Understanding “Extremely Randomized Trees” As Thousands of Supreme Court Predicting Bloggers

August 5th, 2014

In our article, Dan Katz, Mike Bommarito, and I rely on the machine learning technology, known as “extremely randomized trees,” to build a model that predicts decisions with a 69.7% accuracy,and individual justice votes with a 70.9% accuracy, over all cases from 1953-2013.

One of the most common questions I get, in various forms, is how can your model predict cases that were already decided. This often followed by a critique that our model was backwards looking, and attempted to fit a model with what happened. This isn’t how our model works, so let me try to use an analogy, with law bloggers we all know, to explain it.

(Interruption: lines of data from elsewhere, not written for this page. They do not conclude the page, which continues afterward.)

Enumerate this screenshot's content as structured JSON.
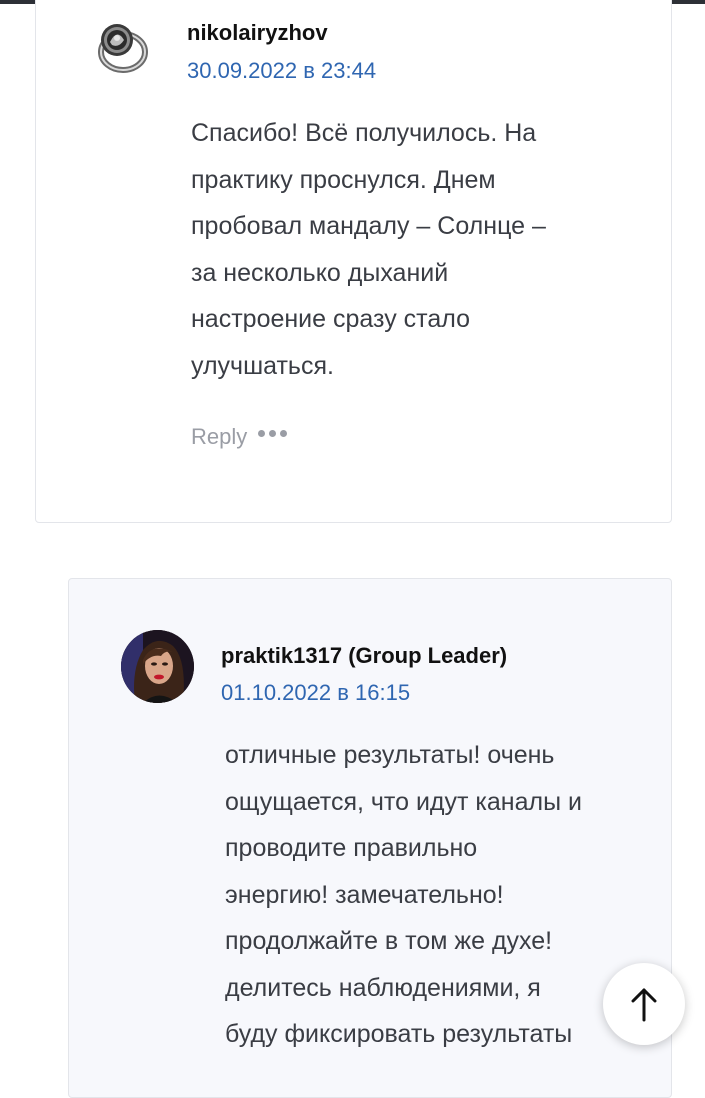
{
  "comments": [
    {
      "author": "nikolairyzhov",
      "date": "30.09.2022 в 23:44",
      "lines": [
        "Спасибо! Всё получилось. На",
        "практику проснулся. Днем",
        "пробовал мандалу – Солнце –",
        "за несколько дыханий",
        "настроение сразу стало",
        "улучшаться."
      ],
      "reply_label": "Reply",
      "avatar_icon": "ring-avatar-icon"
    },
    {
      "author": "praktik1317 (Group Leader)",
      "date": "01.10.2022 в 16:15",
      "lines": [
        "отличные результаты! очень",
        "ощущается, что идут каналы и",
        "проводите правильно",
        "энергию! замечательно!",
        "продолжайте в том же духе!",
        "делитесь наблюдениями, я",
        "буду фиксировать результаты"
      ],
      "avatar_icon": "user-photo-avatar"
    }
  ],
  "scroll_top": {
    "icon": "arrow-up-icon"
  },
  "colors": {
    "link": "#2f66b1",
    "text": "#3a3d44",
    "muted": "#9a9da5",
    "nested_bg": "#f7f8fc"
  }
}
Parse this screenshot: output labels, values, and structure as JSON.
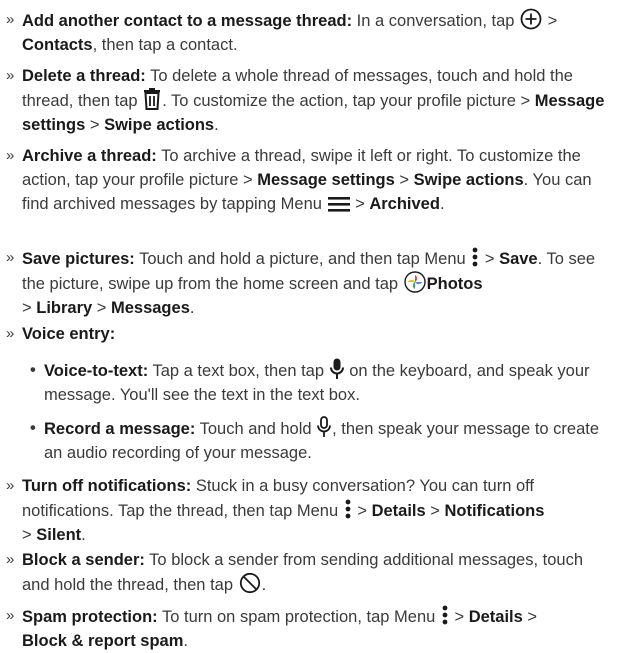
{
  "bullet": "»",
  "subbullet": "•",
  "items": [
    {
      "t": "Add another contact to a message thread:",
      "a": " In a conversation, tap ",
      "b": " > ",
      "c": "Contacts",
      "d": ", then tap a contact."
    },
    {
      "t": "Delete a thread:",
      "a": " To delete a whole thread of messages, touch and hold the thread, then tap ",
      "b": ". To customize the action, tap your profile picture > ",
      "c": "Message settings",
      "d": " > ",
      "e": "Swipe actions",
      "f": "."
    },
    {
      "t": "Archive a thread:",
      "a": " To archive a thread, swipe it left or right. To customize the action, tap your profile picture > ",
      "b": "Message settings",
      "c": " > ",
      "d": "Swipe actions",
      "e": ". You can find archived messages by tapping Menu ",
      "f": " > ",
      "g": "Archived",
      "h": "."
    },
    {
      "t": "Save pictures:",
      "a": " Touch and hold a picture, and then tap Menu ",
      "b": " > ",
      "c": "Save",
      "d": ". To see the picture, swipe up from the home screen and tap ",
      "e": "Photos",
      "f": " > ",
      "g": "Library",
      "h": " > ",
      "i": "Messages",
      "j": "."
    },
    {
      "t": "Voice entry:"
    },
    {
      "t": "Voice-to-text:",
      "a": " Tap a text box, then tap ",
      "b": " on the keyboard, and speak your message. You'll see the text in the text box."
    },
    {
      "t": "Record a message:",
      "a": " Touch and hold ",
      "b": ", then speak your message to create an audio recording of your message."
    },
    {
      "t": "Turn off notifications:",
      "a": " Stuck in a busy conversation? You can turn off notifications. Tap the thread, then tap Menu ",
      "b": " > ",
      "c": "Details",
      "d": " > ",
      "e": "Notifications",
      "f": " > ",
      "g": "Silent",
      "h": "."
    },
    {
      "t": "Block a sender:",
      "a": " To block a sender from sending additional messages, touch and hold the thread, then tap ",
      "b": "."
    },
    {
      "t": "Spam protection:",
      "a": " To turn on spam protection, tap Menu ",
      "b": " > ",
      "c": "Details",
      "d": " > ",
      "e": "Block & report spam",
      "f": "."
    }
  ],
  "icons": {
    "add": "add-circle-icon",
    "delete": "trash-icon",
    "menu": "hamburger-menu-icon",
    "more": "more-vertical-icon",
    "photos": "google-photos-icon",
    "mic": "microphone-icon",
    "mic_outline": "microphone-outline-icon",
    "block": "block-icon"
  },
  "colors": {
    "text": "#3a3a3a",
    "bold": "#1a1a1a"
  }
}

On Tuesday, the Supreme Court announces that Thursday will be the final day of the term. We know that there are five outstanding cases. On Wednesday, Orin at VC offers his predictions for the five cases. He makes this prediction based on everything he knows about the Court from this term, and from the last few terms. He also considers factors like what the lower court did, how out of line it was with the Court’s precedents, and perhaps how often that Circuit had been reversed. He also considers how specific Justices have treated specific cases involving this particular issue. Based on all of these factors, which he assigns varying weights, he posts his predictions on Wednesday.

The Court makes a decision on Thursday. On Friday, Orin takes a retrospective, analyzes his predictions, and tries to figure out what went right and what went wrong. Maybe he weighted some factors too much, and other factors too little. He notes that next term he will try to use a slightly different framework.

Come the following June, Orin, based on the good and bad steps he took the previous term, approaches the decision-making process slightly differently, and comes up with better, or worse results. Before each day the Court is in session to hand down opinions, Orin takes a look back, figures what works and didn’t, and revises his methodology. Then, he offers a new set of predictions. After the cases are decided, he again looks back and revises his approach, and offers new predictions. Tedious for sure.

After doing this for, let’s say 60 years, Orin has a pretty good sense of what the right weight of factors to balance are. This becomes his standard model. With this standard formula, he goes back and runs predictions in each of the 60 terms, limiting himself only to information he knew at the time the case is decided (as hard as this may be, I’m positive Orin can do this). In other words, the ideologies of the Justices in 2014 will be different than the ideologies of the Justices in 2074. The model is the same, but the variables are time-sensitive. After Orin runs this 60 year experiment in the year 2074, he finds that the finely calibrated weights of the variably achieved an overall accuracy rate of (let’s say) 70%.

Now, imagine instead of just Orin doing this 60-year process, every member of the VC did it. And each member came up with different weightings of the variable. Will went one way, David went another, Ilya a third, Randy a fourth, etc. Each of their models, when run over 60 years, achieved accuracy rates around 70–some higher, some lower.

Now, imagine thousands of legal bloggers on the legal blogosphere attempt the same 60-year experiment, each designing different weights that may work better or worse.

The king of the blogosphere then averages together all of the different models to figure out the “gold standard” that can be used to predict any case during the previous 60 years, or for the upcoming October 2074 term (where the Court will decide whether robots have a right to privacy, or something like that).

This is effecitvely how our machine-learning model works. When designing the method, we attempted to model how hundreds or thousands of law professors who, if glued to their computers for 60 years, could have designed a prediction methodology. Instead of working with an individual blogger, or even a group of bloggers, our model generates thousands of extremely randomized decision trees. Each tree assigns different weights to a series of over 95 variables. Then, based on these predictions, we figure which weights work better than others, and refine our methodology. But all the predictions are made before the case was decided–as if we were using a time machine. When going through the 60-year history, we only look at information known prior to the case decision. As I explained to Vox:

 Instead of making this backward-looking, we wanted to try to be forward looking. Say a case was decided on March 12th 1954. What information was known to the world on March 11th 1954, the day before it was decided (which was actually Antonin Scalia’s eighteenth birthday — sorry, I’m a nerd). What did we know on March 11th 1954? Based only on that data we started using a machine learning process called extremely randomized trees.

In the same way that other studies generate a decision tree, our algorithms basically spit out lots of trees, randomly designed. Each tree put different weights on different variables. Then we checked the trees. Some trees happen to work better than others. The weights of the variables are calculated to four or five decimal places. They use very precise weights. By creating enough trees, we were able to figure out which ones did best.

Once we make our predictions, we have to test them against the ultimate outcome to see what worked and didn’t. Then we can go back with the revised weights of variables.

In the end, our model will be put to the test this year. We will be predicting cases in real time, and post all of our predictions online. It’s hard to predict in advance how we will do. Some years we were around 80%. Some years we were around 60%. There is a lot of variability in the Court’s docket. And, the recent unanimity of the Court has thrown a wrench in things a bit. But we are really excited to see how we do this year. We are even more excited for the players in our tournament to compete against–and beat–our model. This will give us far more insights into where humans excel, and where machines excel.